Alfred Hitchcock’s first American project was his only film to win an Academy Award, and since it was for Best Picture, it was producer David O Selznick, not Hitchcock, who took home the statuette. In 1968 Hitchcock received the Irving G. Thalberg Memorial Award, but he never got an Oscar.
Joan Fontaine plays a lonely young woman without a family who’s employed as a paid companion for an overbearing older woman (Florence Bates, who’s very entertaining in the part). In Monte Carlo they encounter Maxim de Winter (Laurence Olivier), a wealthy and handsome widower depressed over his wife’s death some months before. He takes a liking to the quiet and timid Fontaine, and when she unhappily informs him that her employer is taking her to New York, he responds with a proposal of marriage.
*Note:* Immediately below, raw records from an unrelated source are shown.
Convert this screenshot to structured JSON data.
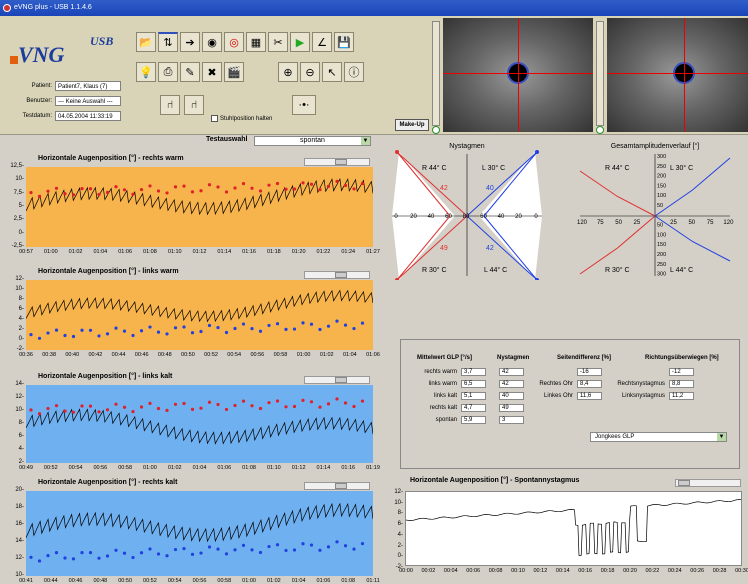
{
  "window": {
    "title": "eVNG plus - USB 1.1.4.6"
  },
  "logo": {
    "text": "VNG",
    "sup": "USB"
  },
  "info": {
    "patient_label": "Patient:",
    "patient": "Patient7, Klaus (7)",
    "user_label": "Benutzer:",
    "user": "--- Keine Auswahl ---",
    "date_label": "Testdatum:",
    "date": "04.05.2004 11:33:19"
  },
  "toolbar": {
    "stuhl_label": "Stuhlposition halten",
    "makeup_label": "Make-Up"
  },
  "test": {
    "label": "Testauswahl",
    "value": "spontan"
  },
  "charts": [
    {
      "title": "Horizontale Augenposition [°] - rechts warm",
      "bg": "#f7b34c",
      "yticks": [
        "12,5-",
        "10-",
        "7,5-",
        "5-",
        "2,5-",
        "0-",
        "-2,5-"
      ],
      "xticks": [
        "00:57",
        "01:00",
        "01:02",
        "01:04",
        "01:06",
        "01:08",
        "01:10",
        "01:12",
        "01:14",
        "01:16",
        "01:18",
        "01:20",
        "01:22",
        "01:24",
        "01:27"
      ],
      "dots": "#e0202a"
    },
    {
      "title": "Horizontale Augenposition [°] - links warm",
      "bg": "#f7b34c",
      "yticks": [
        "12-",
        "10-",
        "8-",
        "6-",
        "4-",
        "2-",
        "0-",
        "-2-"
      ],
      "xticks": [
        "00:36",
        "00:38",
        "00:40",
        "00:42",
        "00:44",
        "00:46",
        "00:48",
        "00:50",
        "00:52",
        "00:54",
        "00:56",
        "00:58",
        "01:00",
        "01:02",
        "01:04",
        "01:06"
      ],
      "dots": "#2040e0"
    },
    {
      "title": "Horizontale Augenposition [°] - links kalt",
      "bg": "#6fb0f0",
      "yticks": [
        "14-",
        "12-",
        "10-",
        "8-",
        "6-",
        "4-",
        "2-"
      ],
      "xticks": [
        "00:49",
        "00:52",
        "00:54",
        "00:56",
        "00:58",
        "01:00",
        "01:02",
        "01:04",
        "01:06",
        "01:08",
        "01:10",
        "01:12",
        "01:14",
        "01:16",
        "01:19"
      ],
      "dots": "#e0202a"
    },
    {
      "title": "Horizontale Augenposition [°] - rechts kalt",
      "bg": "#6fb0f0",
      "yticks": [
        "20-",
        "18-",
        "16-",
        "14-",
        "12-",
        "10-"
      ],
      "xticks": [
        "00:41",
        "00:44",
        "00:46",
        "00:48",
        "00:50",
        "00:52",
        "00:54",
        "00:56",
        "00:58",
        "01:00",
        "01:02",
        "01:04",
        "01:06",
        "01:08",
        "01:11"
      ],
      "dots": "#2040e0"
    }
  ],
  "nystagmen": {
    "title": "Nystagmen",
    "r44": "R 44° C",
    "l30": "L 30° C",
    "r30": "R 30° C",
    "l44": "L 44° C",
    "v_r44": "42",
    "v_l30": "40",
    "v_r30": "49",
    "v_l44": "42",
    "axis": [
      "0",
      "20",
      "40",
      "60",
      "80",
      "60",
      "40",
      "20",
      "0"
    ]
  },
  "gesamt": {
    "title": "Gesamtamplitudenverlauf [°]",
    "r44": "R 44° C",
    "l30": "L 30° C",
    "r30": "R 30° C",
    "l44": "L 44° C",
    "axis": [
      "120",
      "75",
      "50",
      "25",
      "",
      "25",
      "50",
      "75",
      "120"
    ],
    "yaxis": [
      "300",
      "250",
      "200",
      "150",
      "100",
      "50",
      "",
      "50",
      "100",
      "150",
      "200",
      "250",
      "300"
    ]
  },
  "stats": {
    "h_glp": "Mittelwert GLP [°/s]",
    "h_nyst": "Nystagmen",
    "h_seiten": "Seitendifferenz [%]",
    "h_richt": "Richtungsüberwiegen [%]",
    "rows": [
      {
        "name": "rechts warm",
        "glp": "3,7",
        "nyst": "42"
      },
      {
        "name": "links warm",
        "glp": "6,5",
        "nyst": "42"
      },
      {
        "name": "links kalt",
        "glp": "5,1",
        "nyst": "40"
      },
      {
        "name": "rechts kalt",
        "glp": "4,7",
        "nyst": "49"
      },
      {
        "name": "spontan",
        "glp": "5,9",
        "nyst": "3"
      }
    ],
    "seiten_total": "-16",
    "rechtes_ohr_label": "Rechtes Ohr",
    "rechtes_ohr": "8,4",
    "linkes_ohr_label": "Linkes Ohr",
    "linkes_ohr": "11,6",
    "richt_total": "-12",
    "rechtsnyst_label": "Rechtsnystagmus",
    "rechtsnyst": "8,8",
    "linksnyst_label": "Linksnystagmus",
    "linksnyst": "11,2",
    "method": "Jongkees GLP"
  },
  "spontan": {
    "title": "Horizontale Augenposition [°] - Spontannystagmus",
    "yticks": [
      "12-",
      "10-",
      "8-",
      "6-",
      "4-",
      "2-",
      "0-",
      "-2-"
    ],
    "xticks": [
      "00:00",
      "00:02",
      "00:04",
      "00:06",
      "00:08",
      "00:10",
      "00:12",
      "00:14",
      "00:16",
      "00:18",
      "00:20",
      "00:22",
      "00:24",
      "00:26",
      "00:28",
      "00:30"
    ]
  }
}
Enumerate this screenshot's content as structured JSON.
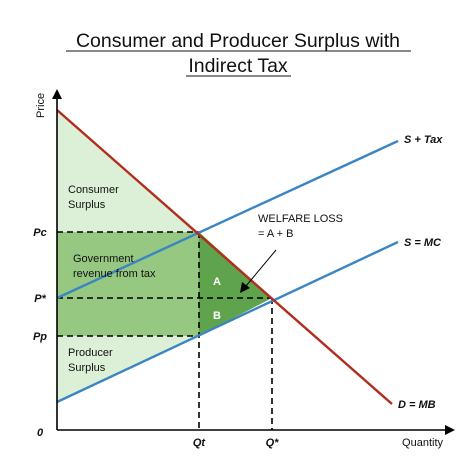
{
  "title_line1": "Consumer and Producer Surplus with",
  "title_line2": "Indirect Tax",
  "axes": {
    "y_label": "Price",
    "x_label": "Quantity",
    "origin_label": "0"
  },
  "price_ticks": {
    "pc": "Pc",
    "pstar": "P*",
    "pp": "Pp"
  },
  "quantity_ticks": {
    "qt": "Qt",
    "qstar": "Q*"
  },
  "curves": {
    "supply_tax": "S + Tax",
    "supply": "S = MC",
    "demand": "D = MB"
  },
  "regions": {
    "consumer_surplus": [
      "Consumer",
      "Surplus"
    ],
    "government_revenue": [
      "Government",
      "revenue from tax"
    ],
    "producer_surplus": [
      "Producer",
      "Surplus"
    ],
    "a": "A",
    "b": "B",
    "welfare_loss": [
      "WELFARE LOSS",
      "= A + B"
    ]
  },
  "colors": {
    "demand": "#b22d1f",
    "supply": "#3a85c2",
    "consumer_fill": "#dcefd7",
    "government_fill": "#96c882",
    "producer_fill": "#dcefd7",
    "deadweight_fill": "#5fa44c",
    "axis": "#000000"
  }
}
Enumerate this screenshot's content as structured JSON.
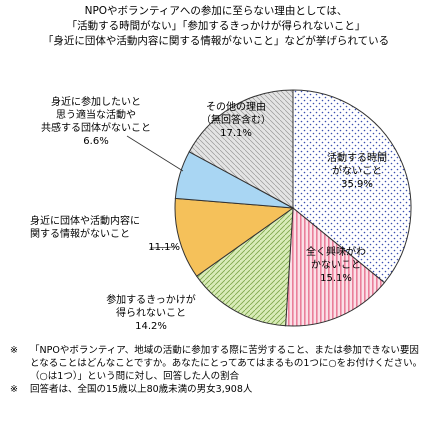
{
  "headline": {
    "line1": "NPOやボランティアへの参加に至らない理由としては、",
    "line2": "「活動する時間がない」「参加するきっかけが得られないこと」",
    "line3": "「身近に団体や活動内容に関する情報がないこと」などが挙げられている"
  },
  "chart_data": {
    "type": "pie",
    "slices": [
      {
        "label_lines": [
          "活動する時間",
          "がないこと"
        ],
        "value_text": "35.9%",
        "value": 35.9,
        "color": "#ffffff",
        "pattern": "dots-blue"
      },
      {
        "label_lines": [
          "全く興味がわ",
          "かないこと"
        ],
        "value_text": "15.1%",
        "value": 15.1,
        "color": "#f9c6d3",
        "pattern": "stripes-pink"
      },
      {
        "label_lines": [
          "参加するきっかけが",
          "得られないこと"
        ],
        "value_text": "14.2%",
        "value": 14.2,
        "color": "#cde6a6",
        "pattern": "hatch-green"
      },
      {
        "label_lines": [
          "身近に団体や活動内容に",
          "関する情報がないこと"
        ],
        "value_text": "11.1%",
        "value": 11.1,
        "color": "#f5c15a",
        "pattern": "solid"
      },
      {
        "label_lines": [
          "身近に参加したいと",
          "思う適当な活動や",
          "共感する団体がないこと"
        ],
        "value_text": "6.6%",
        "value": 6.6,
        "color": "#a9d6f3",
        "pattern": "solid"
      },
      {
        "label_lines": [
          "その他の理由",
          "（無回答含む）"
        ],
        "value_text": "17.1%",
        "value": 17.1,
        "color": "#dcdcdc",
        "pattern": "hatch-gray"
      }
    ]
  },
  "notes": [
    {
      "mark": "※",
      "text": "「NPOやボランティア、地域の活動に参加する際に苦労すること、または参加できない要因となることはどんなことですか。あなたにとってあてはまるもの1つに○をお付けください。（○は1つ）」という問に対し、回答した人の割合"
    },
    {
      "mark": "※",
      "text": "回答者は、全国の15歳以上80歳未満の男女3,908人"
    }
  ]
}
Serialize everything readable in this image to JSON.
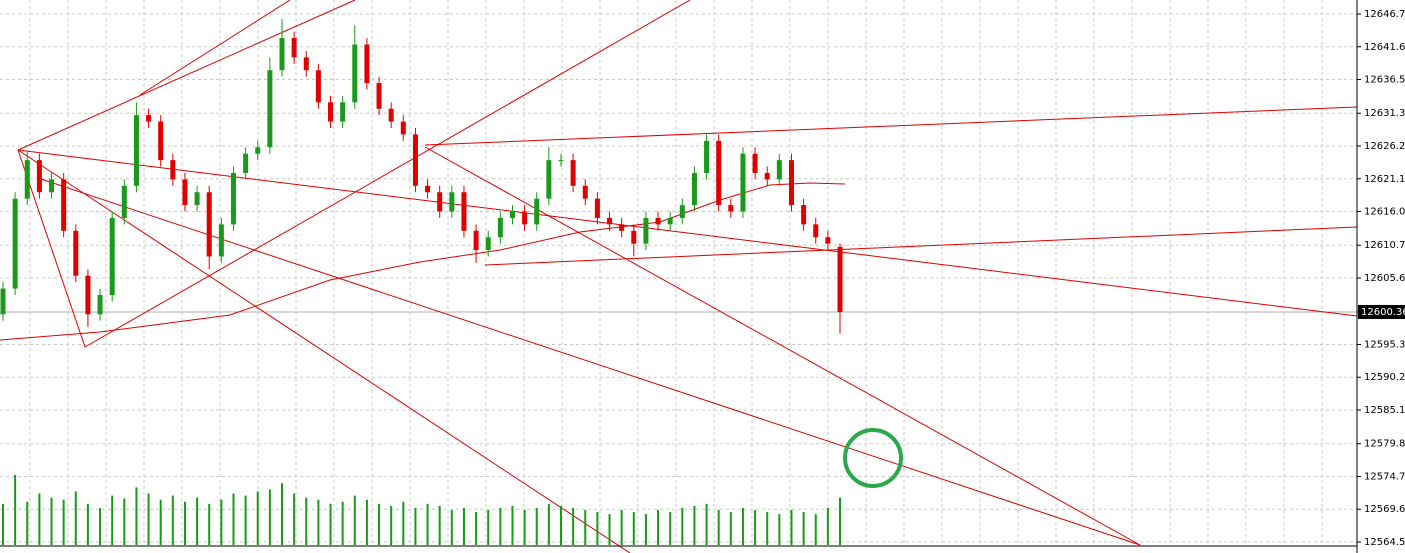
{
  "chart_data": {
    "type": "candlestick",
    "open": [
      12600,
      12604,
      12618,
      12624,
      12619,
      12621,
      12613,
      12606,
      12600,
      12603,
      12615,
      12620,
      12631,
      12630,
      12624,
      12621,
      12617,
      12619,
      12609,
      12614,
      12622,
      12625,
      12626,
      12638,
      12643,
      12640,
      12638,
      12633,
      12630,
      12633,
      12642,
      12636,
      12632,
      12630,
      12628,
      12620,
      12619,
      12616,
      12619,
      12613,
      12610,
      12612,
      12615,
      12616,
      12614,
      12618,
      12624,
      12624,
      12620,
      12618,
      12615,
      12614,
      12613,
      12611,
      12615,
      12614,
      12615,
      12617,
      12622,
      12627,
      12617,
      12616,
      12625,
      12622,
      12621,
      12624,
      12617,
      12614,
      12612,
      12610.5
    ],
    "high": [
      12605,
      12619,
      12625.5,
      12625,
      12622,
      12622,
      12614,
      12607,
      12604,
      12616,
      12621,
      12633,
      12632,
      12631,
      12625,
      12622,
      12620,
      12620,
      12615,
      12623,
      12626,
      12627,
      12640,
      12646,
      12644,
      12641,
      12639,
      12634,
      12634,
      12645,
      12643,
      12637,
      12633,
      12631,
      12629,
      12621,
      12620,
      12620,
      12620,
      12614,
      12613,
      12616,
      12617,
      12617,
      12619,
      12626,
      12625,
      12625,
      12621,
      12619,
      12616,
      12615,
      12614,
      12616,
      12616,
      12616,
      12618,
      12623,
      12628,
      12628,
      12618,
      12626,
      12626,
      12623,
      12625,
      12625,
      12618,
      12615,
      12613,
      12611
    ],
    "low": [
      12599,
      12603,
      12617,
      12618,
      12618,
      12612,
      12605,
      12598,
      12599,
      12602,
      12614,
      12619,
      12629,
      12623,
      12620,
      12616,
      12616,
      12607,
      12608,
      12613,
      12621,
      12624,
      12625,
      12637,
      12639,
      12637,
      12632,
      12629,
      12629,
      12632,
      12635,
      12631,
      12629,
      12627,
      12619,
      12618,
      12615,
      12615,
      12612,
      12608,
      12609,
      12611,
      12614,
      12613,
      12613,
      12617,
      12623,
      12619,
      12617,
      12614,
      12613,
      12612,
      12609,
      12610,
      12613,
      12613,
      12614,
      12616,
      12621,
      12616,
      12615,
      12615,
      12621,
      12620,
      12620,
      12616,
      12613,
      12611,
      12610,
      12597
    ],
    "close": [
      12604,
      12618,
      12624,
      12619,
      12621,
      12613,
      12606,
      12600,
      12603,
      12615,
      12620,
      12631,
      12630,
      12624,
      12621,
      12617,
      12619,
      12609,
      12614,
      12622,
      12625,
      12626,
      12638,
      12643,
      12640,
      12638,
      12633,
      12630,
      12633,
      12642,
      12636,
      12632,
      12630,
      12628,
      12620,
      12619,
      12616,
      12619,
      12613,
      12610,
      12612,
      12615,
      12616,
      12614,
      12618,
      12624,
      12624,
      12620,
      12618,
      12615,
      12614,
      12613,
      12611,
      12615,
      12614,
      12615,
      12617,
      12622,
      12627,
      12617,
      12616,
      12625,
      12622,
      12621,
      12624,
      12617,
      12614,
      12612,
      12611,
      12600.36
    ],
    "volume": [
      40,
      68,
      42,
      50,
      46,
      44,
      52,
      40,
      36,
      48,
      45,
      56,
      50,
      44,
      48,
      42,
      46,
      40,
      44,
      50,
      48,
      52,
      54,
      60,
      50,
      46,
      44,
      40,
      42,
      48,
      44,
      40,
      38,
      42,
      36,
      40,
      38,
      34,
      36,
      32,
      34,
      36,
      38,
      34,
      36,
      40,
      38,
      36,
      34,
      32,
      30,
      34,
      32,
      30,
      34,
      32,
      36,
      38,
      40,
      34,
      32,
      36,
      34,
      32,
      30,
      34,
      32,
      30,
      36,
      46
    ],
    "up_color": "#1a9a1a",
    "down_color": "#e00000",
    "volume_color": "#1a9a1a",
    "ylim": [
      12564.55,
      12646.75
    ],
    "yticks": [
      12646.75,
      12641.65,
      12636.55,
      {
        "value": 12631.3,
        "label": "12631.30"
      },
      {
        "value": 12626.2,
        "label": "12626.20"
      },
      {
        "value": 12621.1,
        "label": "12621.10"
      },
      {
        "value": 12616,
        "label": "12616.00"
      },
      12610.75,
      12605.65,
      12600.36,
      {
        "value": 12595.3,
        "label": "12595.30"
      },
      {
        "value": 12590.2,
        "label": "12590.20"
      },
      {
        "value": 12585.1,
        "label": "12585.10"
      },
      12579.85,
      12574.75,
      12569.65,
      12564.55
    ],
    "last_price": 12600.36,
    "grid": true
  }
}
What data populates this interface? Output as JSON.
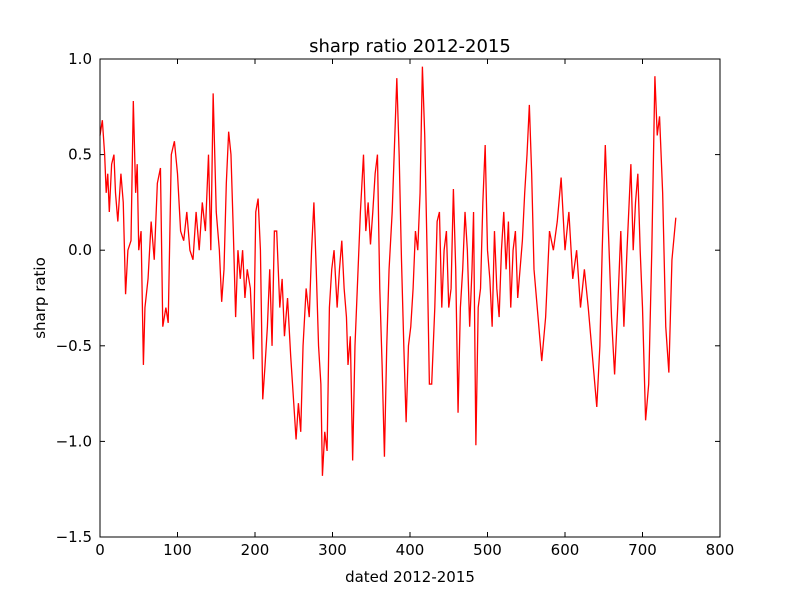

She accepts, and after a happy honeymoon they return to his immense Cornish estate called Manderley. There Fontaine finds herself living in the shadow of the first Mrs. de Winter, the Rebecca of the title. (Perhaps to underscore Rebecca’s overwhelming presence even in death, we never learn the name of Fontaine’s character, either in the movie or in Daphne du Maurier’s novel, which is narrated in the first person by her character.)
Some people befriend Fontaine, but the stern head of the household staff, Mrs. Danvers (Judith Anderson), makes it clear that she considers Fontaine an unwelcome interloper and far inferior to the adored Rebecca in beauty, sophistication, and everything else. She engineers ways for Fontaine, who is trying to save her increasingly troubled marriage, to do things that upset her husband. She tries to convince Fontaine that her husband doesn’t love her and urges her to leave, dead or alive. Then a sudden new development puts Mr. de Winter himself in serious jeopardy.
Though perhaps a bit overdramatic, it’s quite a good film. Joan Fontaine, a relative unknown at the time, is excellent.